1. Mai 2011: AK Außen- und Sicherheitspolitik zur Libyen-Krise
Liebe Mitglieder und Interessenten des AK Außen- und Sicherheitspolitik der FDP Auslandsgruppe,
Hiermit lade ich Sie zu unserer nächsten Sitzung am
Do., den 12. Mai 2010, 20.00 Uhr, in den Räumen der Friedrich-Naumann-Stiftung, Avenue Kortenbergh Nr. 71, ein.
Angesichts der Libyen-Krise sind viele Fragen nach dem liberalen Kompass in der Außen- und Sicherheitspolitik aufgekommen. Wie ist die Enthaltung der Bundesregierung im UN-Sicherheitsrat zu
Libyen einzuordnen? Was bedeutet die deutsche Haltung für die Gemeinsame Außen- und Sicherheitspolitik der EU und das Verhältnis zur NATO? Hat die Position der Bundesregierung die
Bündnissolidarität und die deutsche Außenpolitik insgesamt geschwächt? War das liberale Prinzip, wonach kriegerische Mittel nur als “ultima ratio” eingesetzt werden sollten, im konkreten Fall
richtig angewandt? Wie stehen die Liberalen zu der “responsibility to protect”, einer neuen Rechtsfigur des Völkerrechts?

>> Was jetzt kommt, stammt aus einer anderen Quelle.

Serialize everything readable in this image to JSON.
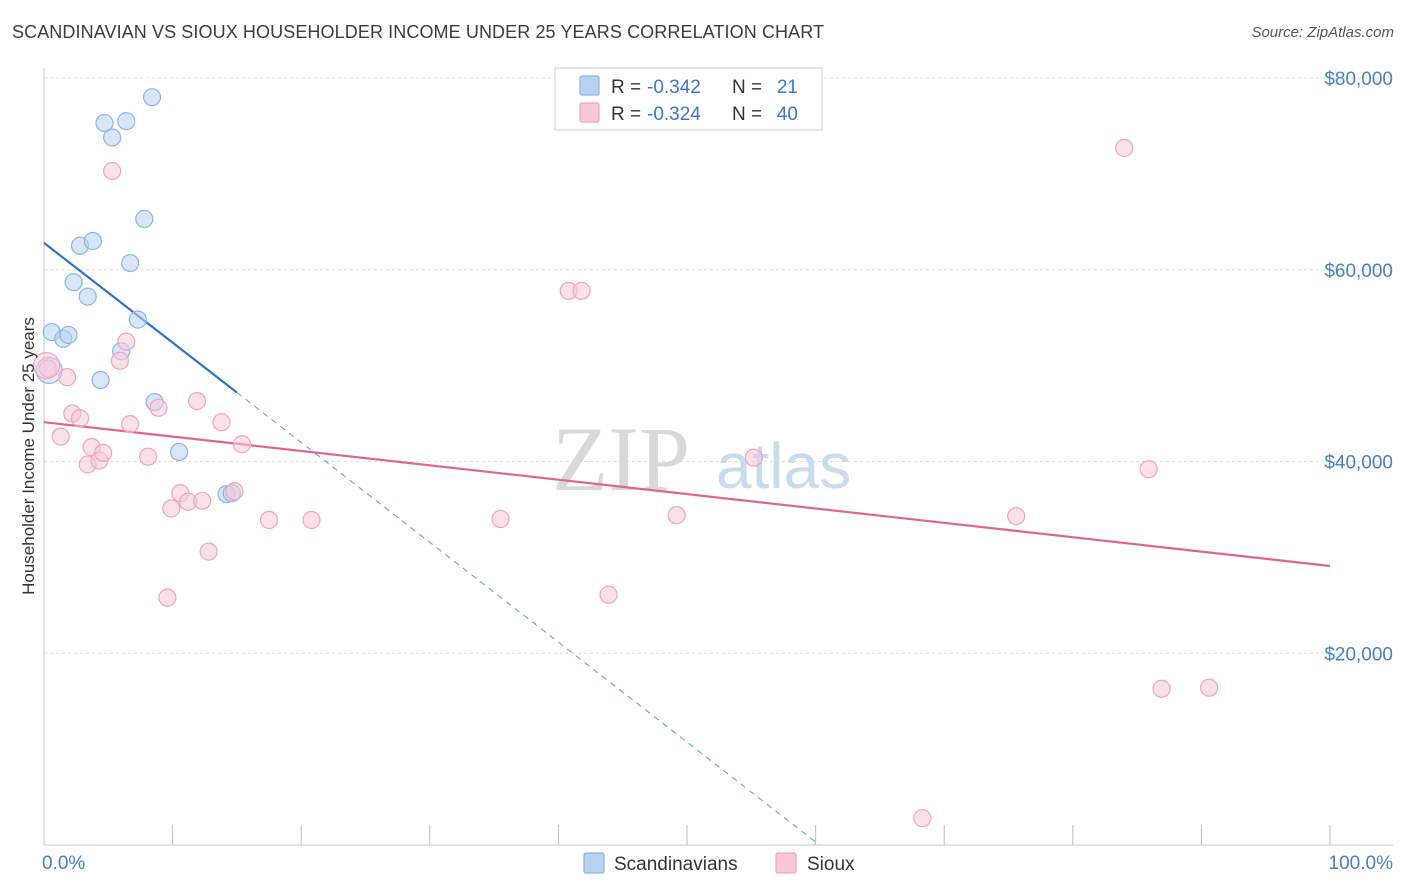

Bevor wir die Fragen im Rahmen einer klassischen Abendveranstaltung mit externen Experten beleuchten, möchte ich zu einer internen Diskussion hierzu einladen. Die Einleitung werden unserer beiden
Mitglieder Frederik Schuman (sicherheitspolitischer Experte) und Andreas Striegnitz (Verwaltungsrat im Sekretariat des Unterausschusses Sicherheit und Verteidigung des Europäischen Parlaments)
übernehmen. In der anschließenden Diskussion würden wir versuchen, die liberale Programmatik in diesen Fragen aufzuarbeiten. In diesem Zusammenhang möchte ich auch über die offizielle Position
der FDP-Bundestagsfraktion berichten, wie sie auf dem letzten Bundesfachausschuss Internationale Politik an diesem Wochenende vorgetragen wurde. Am Ende des Prozesses könnte ein Beitrag zur
Grundsatzkommission der Bundespartei stehen.
Ich würde mich über Ihr zahlreiches Kommen freuen und bitte um Rückmeldung zur praktischen Vorbereitung der Sitzung.